Xuxa Santamaria, “Chancletas D’Oro”

Xuxa Santamaria’s newest offering is a trip through time and tall tales, entertaining as it confronts the contours of our culture.

If you’ve been expecting austere, monotonous noise-as-backdrop from the storied experimental Ratskin imprint, you’re shit out of luck. If, on the other hand, you’re an open-minded animal who moves through a world of sensation and symbols, the liturgical techno-pop of Xuxa Santamaria’s Chancletas D’Oro is a treat.

Xuxa (pronounced “Choo-cha”) is the thumping, ethereal Oakland-based dance/performance duo of Sofia Cordova and Matt Kirkland. Their second LP and first for Ratskin Records, Chancletas D’Oro pulses with the booty-busting grooves of electro-disco deep cuts, layered with erudite, mystical, and postmodern themes.

The album began its composition with “Puro Animal,” a re-imagining of Dracula from the perspective of the victimised Lucy, denied of narrative agency in the traditional Victorian telling. The modern twist makes the characters, per the label, “willing participants in their own corruption or liberation.” I mean, fuck, that’s heavy. It’s not obviously subversive, either, but are you allowed to enjoy it? The funky synths and smartly syncopated claps make it quite hard to resist doing so.

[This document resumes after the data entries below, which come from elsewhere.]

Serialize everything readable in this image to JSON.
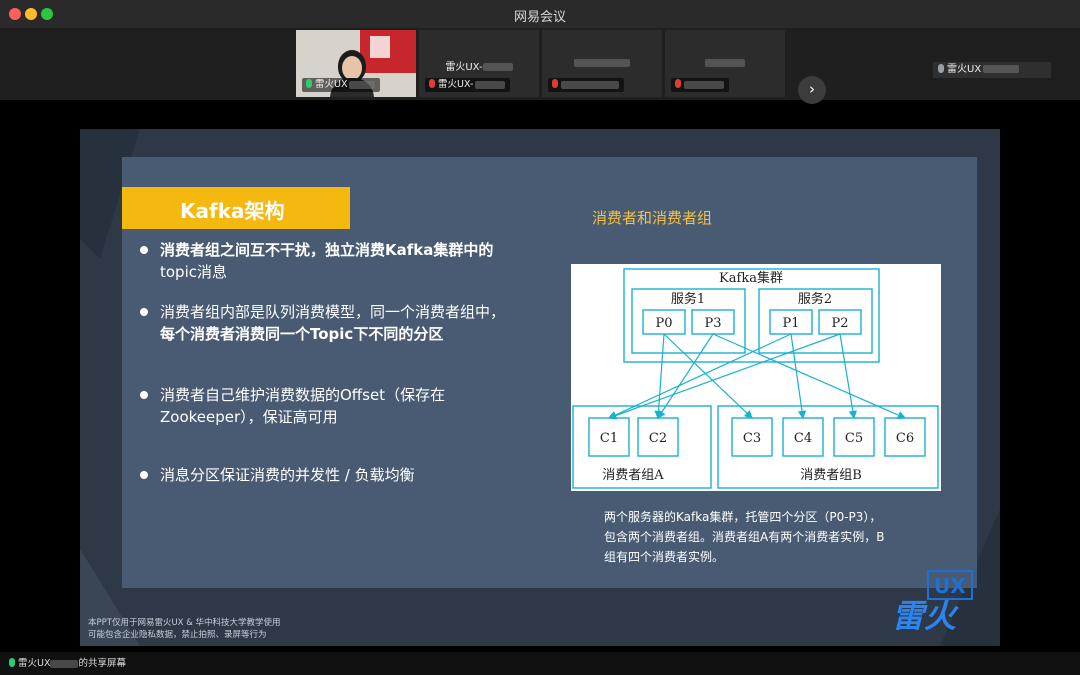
{
  "window": {
    "title": "网易会议",
    "traffic_lights": [
      {
        "name": "close",
        "color": "#ff5f57"
      },
      {
        "name": "minimize",
        "color": "#febc2e"
      },
      {
        "name": "maximize",
        "color": "#28c840"
      }
    ]
  },
  "participants": [
    {
      "label": "雷火UX",
      "mic": "on",
      "video": "on"
    },
    {
      "label": "雷火UX-",
      "name": "雷火UX-",
      "mic": "muted",
      "video": "off"
    },
    {
      "label": "",
      "name": "",
      "mic": "muted",
      "video": "off"
    },
    {
      "label": "",
      "name": "",
      "mic": "muted",
      "video": "off"
    }
  ],
  "speaker": {
    "label": "雷火UX"
  },
  "slide": {
    "heading": "Kafka架构",
    "subtitle": "消费者和消费者组",
    "bullets": [
      {
        "line1": "消费者组之间互不干扰，独立消费Kafka集群中的",
        "line2": "topic消息"
      },
      {
        "line1": "消费者组内部是队列消费模型，同一个消费者组中，",
        "line2": "每个消费者消费同一个Topic下不同的分区"
      },
      {
        "line1": "消费者自己维护消费数据的Offset（保存在",
        "line2": "Zookeeper），保证高可用"
      },
      {
        "line1": "消息分区保证消费的并发性 / 负载均衡",
        "line2": ""
      }
    ],
    "diagram": {
      "cluster_label": "Kafka集群",
      "servers": [
        {
          "label": "服务1",
          "partitions": [
            "P0",
            "P3"
          ]
        },
        {
          "label": "服务2",
          "partitions": [
            "P1",
            "P2"
          ]
        }
      ],
      "consumer_groups": [
        {
          "label": "消费者组A",
          "consumers": [
            "C1",
            "C2"
          ]
        },
        {
          "label": "消费者组B",
          "consumers": [
            "C3",
            "C4",
            "C5",
            "C6"
          ]
        }
      ],
      "assignments": [
        {
          "partition": "P0",
          "consumer": "C2"
        },
        {
          "partition": "P0",
          "consumer": "C3"
        },
        {
          "partition": "P3",
          "consumer": "C2"
        },
        {
          "partition": "P3",
          "consumer": "C6"
        },
        {
          "partition": "P1",
          "consumer": "C1"
        },
        {
          "partition": "P1",
          "consumer": "C4"
        },
        {
          "partition": "P2",
          "consumer": "C1"
        },
        {
          "partition": "P2",
          "consumer": "C5"
        }
      ],
      "color": "#1ab0cf"
    },
    "caption": {
      "line1": "两个服务器的Kafka集群，托管四个分区（P0-P3），",
      "line2": "包含两个消费者组。消费者组A有两个消费者实例，B",
      "line3": "组有四个消费者实例。"
    },
    "watermark": {
      "line1": "本PPT仅用于网易雷火UX & 华中科技大学教学使用",
      "line2": "可能包含企业隐私数据，禁止拍照、录屏等行为"
    },
    "logo": {
      "text_top": "UX",
      "text_main": "雷火"
    }
  },
  "bottom_bar": {
    "sharer": "雷火UX",
    "suffix": "的共享屏幕"
  },
  "colors": {
    "accent_yellow": "#f5b80f",
    "slide_bg": "#485b73",
    "diagram_cyan": "#1ab0cf",
    "mic_on": "#2ecc71",
    "mic_muted": "#e53935"
  }
}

A visibly pregnant Cordova writhes on the floor with a dance troupe, cooing like Enya over glitchy acid beats in the video for “River Neva”—an operatic homage to the Women’s Day March that kicked off the 1917 Russian Revolution. Once again, it’s an embrace of the feminine perspectives long buried in a traditionally masculine story. Elsewhere, she’s far more visceral, and at times even more restrained. Each song, whether it’s the hushed “King Marsile,” the airy, half-paced crawl of “Heavens Gate,” or the centrepiece four-on-the-floor banger “Color of the Dark” is a case study of the duo’s versatility and thematic ambition.

Many lyrical themes reflect Cordova’s work as a conceptual artist who focuses on incubating physical and mental spaces to explore diasporic (meaning post-1492) cultures and ways of meaning. The song “White Pine” has a particularly clever twist, as we are told, based on an inversion of its source material: “the text of an early 20th century poem about tribal life in the Pacific Northwest, written by a white trapper, as a means to simultaneously twist and redirect the white gaze in on itself while still celebrating the knowledge of land and sea possessed by this continent’s first peoples.”

Take it from a former literature student raised by two professors of 20th Century Latin American Literary History: post/anti-colonial hermeneutics isn’t supposed to be fun. This is sobering, serious stuff. You don’t dance to ethnographies of indigenous kinships and deconstructions of mestizo value systems. But sometimes you just say, well fuck that. Here we are.

This record is part of an ongoing progression within the Ratskin oeuvre to move beyond mere “noise,” the soundless anti-form, to lift up voices that very much have something urgent to say about the world out there. And that world moves, shakes, sings. Sometimes, it destroys.

Lest you think it’s just one duo of ass-cheeks shaking to the beat of these subversive drums, the record closes out with an homage to Puerto Rican labour activist Luisa Capetillo, (trans.) “who wears the pants?” featuring that other duo of Oakland feminist electro-culonxs, Las Sucias.

I don’t endorse the common trope of dancing qua dancing as a revolutionary act. Sometimes I think dancing is kind of dumb, honestly. (But don’t listen to me, since my hips crack just when I stand up too quickly.) Rather, having fun during times of austerity can be a material, progressive redistribution of resources. Cultural capital, as human capital, can be taken back. Ultimately, it was always ours to begin with.

So go ahead, have some fun. Make some mischief, get in trouble.